Totally agree. I’m moving away from Obsidian but I’ll never be thankful enough to that software for getting me used to local .md files. I find it just way way better than any other solution.
This is what I use. Or if you don’t need image/PDF embedding or mobile support then VimWiki is a similar solution that is FOSS.
But Foam is. It’s roughly the same as obsidian and it really helps structure my work.
I never manage to get into foam coming from Obsidian, possibly because I use VSCode/Codium for coding, so it’s hard for my brain to adapt and appreciate all the pkm things (same reason Dendron didn’t stick either). Plus I’ll admit I’m getting used to the live preview thing. Sorry if I ask, do you use it for note taking or general work management?
I am using it as both. I try to adapt Zettelkasten with todos, inbox and a personal knowledgebase, but also try to manage my Meeting notes, Project information etc. I loved the idea of Obsidian, but wanted to use FOSS stuff, but damn, Obsidian is great and I always feel a little annoyed by Foam+VS Code because it constantly fucks up my tabs layout, closes the graph and, coming from Notion too, is not as fluent.
@SurpriseCandid8978@lemmy.ca mentioned Anytype and I tried it this morning, but I cannot wrap my head around how to properly implement Zettelkasten and something like a folder structure so I think I’ll drop it, even though I was really interestet.

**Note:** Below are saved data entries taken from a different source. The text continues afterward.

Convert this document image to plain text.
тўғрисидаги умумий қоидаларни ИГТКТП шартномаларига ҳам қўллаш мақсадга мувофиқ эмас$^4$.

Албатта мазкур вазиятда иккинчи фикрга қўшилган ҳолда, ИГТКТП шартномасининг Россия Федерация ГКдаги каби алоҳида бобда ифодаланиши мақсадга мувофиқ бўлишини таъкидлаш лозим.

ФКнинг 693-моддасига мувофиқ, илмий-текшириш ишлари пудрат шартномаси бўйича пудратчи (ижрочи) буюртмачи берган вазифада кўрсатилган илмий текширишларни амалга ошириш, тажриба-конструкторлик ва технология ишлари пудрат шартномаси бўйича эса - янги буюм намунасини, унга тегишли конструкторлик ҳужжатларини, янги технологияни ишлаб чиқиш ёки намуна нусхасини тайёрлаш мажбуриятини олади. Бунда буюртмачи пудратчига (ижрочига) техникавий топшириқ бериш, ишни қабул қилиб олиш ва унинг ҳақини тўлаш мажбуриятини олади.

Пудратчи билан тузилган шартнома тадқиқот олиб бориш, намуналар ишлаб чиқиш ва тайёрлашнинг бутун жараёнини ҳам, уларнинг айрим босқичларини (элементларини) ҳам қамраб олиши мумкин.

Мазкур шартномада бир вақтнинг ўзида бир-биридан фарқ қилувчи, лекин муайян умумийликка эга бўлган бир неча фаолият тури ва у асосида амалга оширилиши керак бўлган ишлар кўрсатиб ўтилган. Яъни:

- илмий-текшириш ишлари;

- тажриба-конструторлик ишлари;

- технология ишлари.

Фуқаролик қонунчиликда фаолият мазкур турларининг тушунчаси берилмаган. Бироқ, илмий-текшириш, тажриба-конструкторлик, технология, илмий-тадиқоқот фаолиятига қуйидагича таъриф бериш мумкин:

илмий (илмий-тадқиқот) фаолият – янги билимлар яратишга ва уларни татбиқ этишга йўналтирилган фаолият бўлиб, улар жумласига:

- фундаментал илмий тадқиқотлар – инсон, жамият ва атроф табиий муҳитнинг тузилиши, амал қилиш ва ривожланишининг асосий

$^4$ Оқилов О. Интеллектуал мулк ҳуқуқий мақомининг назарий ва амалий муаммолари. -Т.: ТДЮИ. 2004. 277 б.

A coworker gave me a tour of Obisian just now and the features it has make it hard to avoid.
Coming back super later to this, and I agree with your sentiment. Thanks for explaining :) I tried Anytype but the fact that pages are not plain text files is bothering me (I think obsidian kind of spolied me). If you settle on obsidian, for project management in obsidian I tweaked this https://github.com/duoani/obsidian-gtd (not my repo, the js scripts need a small update iirc), which was what I was looking for in a project management system.
I am still waiting for https://silverbullet.md to mature a little bit more and I’ll try to switch to it (foss+obsidian like many useful features as core plugins)
Joplin I think, or Trillium but that one could be less user friendly.
Thanks for the recommendation, I’ll check it out!
Check out Anytype too
This looks really nice. Thanks!
Report back if you get a chance to try it. I find the learning curve and is struggling to get a hang of it but I want to get a hang of it lol
It’s bit hard to wrap my head around it. I think I’ll give joplin a try, if that doesn’t work out then maybe I’ll give anytype another go.
I tried it and somehow I cannot wrap my head around how this works. My head wants folder structure.
I tried anytype and moved to logseq because in anytype I couldn’t reorder blocks.
https://github.com/AppFlowy-IO/AppFlowy is built to be an alternative to Notion. They jumped on the AI wagon as well and their website is more corporate-like that I remembered, but you might give it a shot :)
There’s affine.pro too which seems similar
Nextcloud
I have been looking for a while now. The closest I have ever been was Anytype, but it is not as user friendly or refined as Notion because it is still in active development.
@Fitik
2 possible paths forward:+ Dokuwiki with some plugins for templates and lists and tables. On a web server.
+ Org-mode and Org-roam (a looot more than Notion). Local.
Maybe TidlyWiki, but I don’t know it personally.
How much do you need real-time collaboration?
:)I don’t need real time collaboration at all, but I would prefer synchronization between my devices
Thanks for suggestions!
@Fitik
Then both mentioned options could work. They are different in the balance between simplicity (#dokuwiki is easier) and power (#org-mode has #emacs behind).
Both have huge ecosystems, great documentation, vibrant communities and are rock solid. Dokuwiki is accessible on a website (in the net or in your machine) and org-mode mostly on your machine but it is super easy to replicate or export for use in many devices.